18.10.04

Guardian

Bling, bling, you're dead

Diamonds may be a rapper's best friend, but the ones from strife-torn countries are causing untold misery


Maxi Jazz
Monday October 18, 2004
The Guardian

When I embraced hip-hop in the 1980s, rappers were concerned with ghetto youths' obsession with gold rope chains. Now we've moved on to ice-encrusted Rolexes and necklaces so studded with rocks that it's no wonder rappers work out.

What you hear today is not hip-hop, it's rap music. Hip-hop is a cultural movement born to draw together disaffected youth and give us somewhere not only to belong, but where we can excel. Hip-hop is not something you do or hear, it's something you are. Rap music is just rap music.

Part of the reason young people don't march as the conscience of a nation anymore is that most hip-hop is now merely rap. Our political leaders and media moguls, with their skillful use of language, make sure that people don't know that before one can usefully help the weak, one must first tackle the greed that works to keep them weak. And rappers, with their love of bling, reinforce this ignorance.

The truth we are not told is this: while we continue to display our childish lack of self-esteem by adorning our bodies with things that others can't afford - in particular, diamonds - then African children, mothers and fathers will continue to be slaughtered.

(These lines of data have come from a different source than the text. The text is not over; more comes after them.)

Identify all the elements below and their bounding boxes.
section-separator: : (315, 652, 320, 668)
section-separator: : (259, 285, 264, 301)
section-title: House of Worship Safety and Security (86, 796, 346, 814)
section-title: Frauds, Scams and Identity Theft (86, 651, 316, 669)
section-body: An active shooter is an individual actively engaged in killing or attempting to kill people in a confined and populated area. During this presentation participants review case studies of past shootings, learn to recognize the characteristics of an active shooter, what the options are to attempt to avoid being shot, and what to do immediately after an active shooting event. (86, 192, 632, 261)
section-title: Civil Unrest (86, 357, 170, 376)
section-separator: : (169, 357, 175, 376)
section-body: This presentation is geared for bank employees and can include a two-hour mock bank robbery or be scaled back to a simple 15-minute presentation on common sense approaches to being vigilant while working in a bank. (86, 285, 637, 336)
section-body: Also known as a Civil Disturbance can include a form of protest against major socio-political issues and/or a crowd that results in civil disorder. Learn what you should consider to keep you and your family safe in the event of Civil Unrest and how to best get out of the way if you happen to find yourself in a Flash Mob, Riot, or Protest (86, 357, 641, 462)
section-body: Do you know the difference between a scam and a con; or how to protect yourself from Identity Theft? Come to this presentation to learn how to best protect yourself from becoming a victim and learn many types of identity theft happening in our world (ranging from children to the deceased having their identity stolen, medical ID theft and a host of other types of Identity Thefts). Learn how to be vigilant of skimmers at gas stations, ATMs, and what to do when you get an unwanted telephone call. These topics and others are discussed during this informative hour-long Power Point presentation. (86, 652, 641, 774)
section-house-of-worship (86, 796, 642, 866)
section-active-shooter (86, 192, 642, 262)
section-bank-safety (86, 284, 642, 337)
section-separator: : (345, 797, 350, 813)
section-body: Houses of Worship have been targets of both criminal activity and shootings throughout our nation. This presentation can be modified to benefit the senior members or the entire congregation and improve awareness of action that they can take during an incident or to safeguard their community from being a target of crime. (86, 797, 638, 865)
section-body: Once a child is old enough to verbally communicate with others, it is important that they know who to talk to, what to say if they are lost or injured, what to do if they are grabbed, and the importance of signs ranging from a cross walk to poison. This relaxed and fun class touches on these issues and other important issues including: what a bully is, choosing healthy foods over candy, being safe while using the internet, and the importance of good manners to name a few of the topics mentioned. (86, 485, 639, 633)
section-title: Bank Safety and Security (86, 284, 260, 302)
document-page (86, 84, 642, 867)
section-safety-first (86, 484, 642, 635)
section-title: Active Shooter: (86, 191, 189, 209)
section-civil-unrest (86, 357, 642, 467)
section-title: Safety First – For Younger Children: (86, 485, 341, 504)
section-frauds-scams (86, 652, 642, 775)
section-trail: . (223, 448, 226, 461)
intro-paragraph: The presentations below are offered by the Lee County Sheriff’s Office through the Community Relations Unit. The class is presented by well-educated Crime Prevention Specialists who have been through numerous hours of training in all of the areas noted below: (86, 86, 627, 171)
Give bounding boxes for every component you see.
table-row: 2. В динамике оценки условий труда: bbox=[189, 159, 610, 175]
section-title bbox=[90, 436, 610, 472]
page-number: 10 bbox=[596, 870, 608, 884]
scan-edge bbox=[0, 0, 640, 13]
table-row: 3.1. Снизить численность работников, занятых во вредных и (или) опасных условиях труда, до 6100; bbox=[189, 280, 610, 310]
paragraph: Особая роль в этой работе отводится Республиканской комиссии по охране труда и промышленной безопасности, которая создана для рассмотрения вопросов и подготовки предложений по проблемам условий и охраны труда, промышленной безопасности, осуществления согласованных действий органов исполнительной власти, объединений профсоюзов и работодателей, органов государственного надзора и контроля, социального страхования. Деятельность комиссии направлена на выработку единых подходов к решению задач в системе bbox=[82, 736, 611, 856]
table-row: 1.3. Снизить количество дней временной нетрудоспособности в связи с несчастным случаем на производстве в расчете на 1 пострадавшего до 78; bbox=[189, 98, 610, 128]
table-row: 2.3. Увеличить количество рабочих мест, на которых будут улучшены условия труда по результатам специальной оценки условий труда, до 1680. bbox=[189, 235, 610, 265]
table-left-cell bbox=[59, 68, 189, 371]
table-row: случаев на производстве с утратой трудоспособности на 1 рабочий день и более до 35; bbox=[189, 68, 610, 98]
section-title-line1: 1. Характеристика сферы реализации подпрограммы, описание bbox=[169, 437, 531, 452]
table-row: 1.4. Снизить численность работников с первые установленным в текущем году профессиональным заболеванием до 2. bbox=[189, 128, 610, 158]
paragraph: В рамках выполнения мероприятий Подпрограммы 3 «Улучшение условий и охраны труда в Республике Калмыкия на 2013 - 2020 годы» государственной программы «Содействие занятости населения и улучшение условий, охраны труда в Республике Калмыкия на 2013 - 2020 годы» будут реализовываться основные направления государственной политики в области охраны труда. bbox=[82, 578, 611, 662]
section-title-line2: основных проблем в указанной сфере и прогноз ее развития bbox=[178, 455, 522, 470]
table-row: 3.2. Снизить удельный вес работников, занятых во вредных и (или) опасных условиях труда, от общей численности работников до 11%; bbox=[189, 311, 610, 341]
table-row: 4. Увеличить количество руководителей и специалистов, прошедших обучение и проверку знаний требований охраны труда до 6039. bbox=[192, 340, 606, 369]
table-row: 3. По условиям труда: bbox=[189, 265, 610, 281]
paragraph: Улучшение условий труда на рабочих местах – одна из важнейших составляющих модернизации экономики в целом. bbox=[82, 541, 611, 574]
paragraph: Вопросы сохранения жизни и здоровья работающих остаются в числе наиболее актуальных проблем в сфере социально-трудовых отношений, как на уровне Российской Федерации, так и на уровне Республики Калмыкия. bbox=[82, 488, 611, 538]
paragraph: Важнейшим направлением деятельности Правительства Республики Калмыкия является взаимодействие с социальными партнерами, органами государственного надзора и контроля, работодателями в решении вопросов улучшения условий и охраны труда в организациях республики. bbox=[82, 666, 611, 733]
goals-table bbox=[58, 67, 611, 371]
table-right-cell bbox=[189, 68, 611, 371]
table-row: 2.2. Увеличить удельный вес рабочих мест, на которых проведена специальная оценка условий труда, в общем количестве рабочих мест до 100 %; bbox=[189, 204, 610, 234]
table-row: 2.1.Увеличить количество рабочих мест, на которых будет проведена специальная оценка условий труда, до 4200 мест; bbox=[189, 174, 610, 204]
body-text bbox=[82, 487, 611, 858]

With our love of bling, we in the west heedlessly fuel the unimaginable misery of millions of Africans.

Brutal civil wars in Angola, Congo, Liberia and Sierra Leone are mostly fuelled and funded by "conflict diamonds", an illegal trade where armed militia control mines, and even entire diamond-producing regions, in order to trade the rough diamonds directly for guns. In the 70s there was an eerily similar trade in Jamaica: guns for ganja - a straight swap with American gangsters. The crucial difference is that the Jamaican gunmen moved into the local town to prosecute criminal activity; they didn't visit systematic rape and massacre upon the locals until they had all accepted the invitation to leave.

Three million people were murdered in Congo alone over the past five years as a result of this disgusting trade. So why not make conflict diamonds illegal, remove their value to the murderers and ethnic cleansers, and consequently the cause for the killing?

For the answer, I can only point you in the direction of the Kimberley Process, a diamond certification scheme signed up to by 60 countries, which was set up in the 90s after international condemnation of the trade. The said 60 countries agree to monitor their import/export of rough diamonds and weed out those gems covered in innocent blood.

As you might expect from a body of super-billionaires left to regulate themselves, the system doesn't work too well. Amnesty International says it's inadequate and open to abuse. The organisation has demanded independent and transparent monitoring of all stages of the trade and called for consumers to be more aware and to refuse to buy conflict diamonds.

The participating governments of the Kimberley Process should not leave it as a matter for the conscience of their citizens or the compa nies that make fortunes from the diamond trade.

In November 2003, the US General Accounting Office stated that al-Qaida used diamonds to "earn money, move money and store money". And yet the world still allows the über-rich of the diamond industry to police themselves. You'd be forgiven for thinking that, with evidence of this nature, the US would be keen to regulate the flow of these deadly stones. But 50% of all conflict diamonds are sold in the US. The diamond industry generates $6.8bn every year. Bling rules, greed is good and, as the (increasingly) down-trodden of that country often remark, "Ain't a damn thing changed".

Well, here's where a difference might be made. London is the capital of the world's diamond industry, with 60% of the world's rough diamonds passing through the capital. The British government needs to show some leadership and make independent monitoring mandatory. If it actively encourages the other Kimberley Process partners to do the same, it would have a big impact on this evil trade and may even help bring security, if not peace, to these ravaged regions.

Johann Hari, a columnist for the Independent, wrote last year: "The central myth of Blair's premiership has been the belief that you can improve the lot of the poorest without challenging the powerful". Well that, dear reader, is the plain and simple truth - ask anyone who's actually made a difference to ordinary people's lives, ask Gandhi, ask Martin Luther King or Nelson Mandela.

Given that the Kimberley Process utterly ignores this principle - and the plight of millions of Africans - I suppose I shouldn't be surprised that African-Americans on MTV, whose entire video budget probably costs less than their wristwatch, also appear to be ignorant of just how many child soldiers are bullying child workers in blood-soaked diamond mines in Sierra Leone.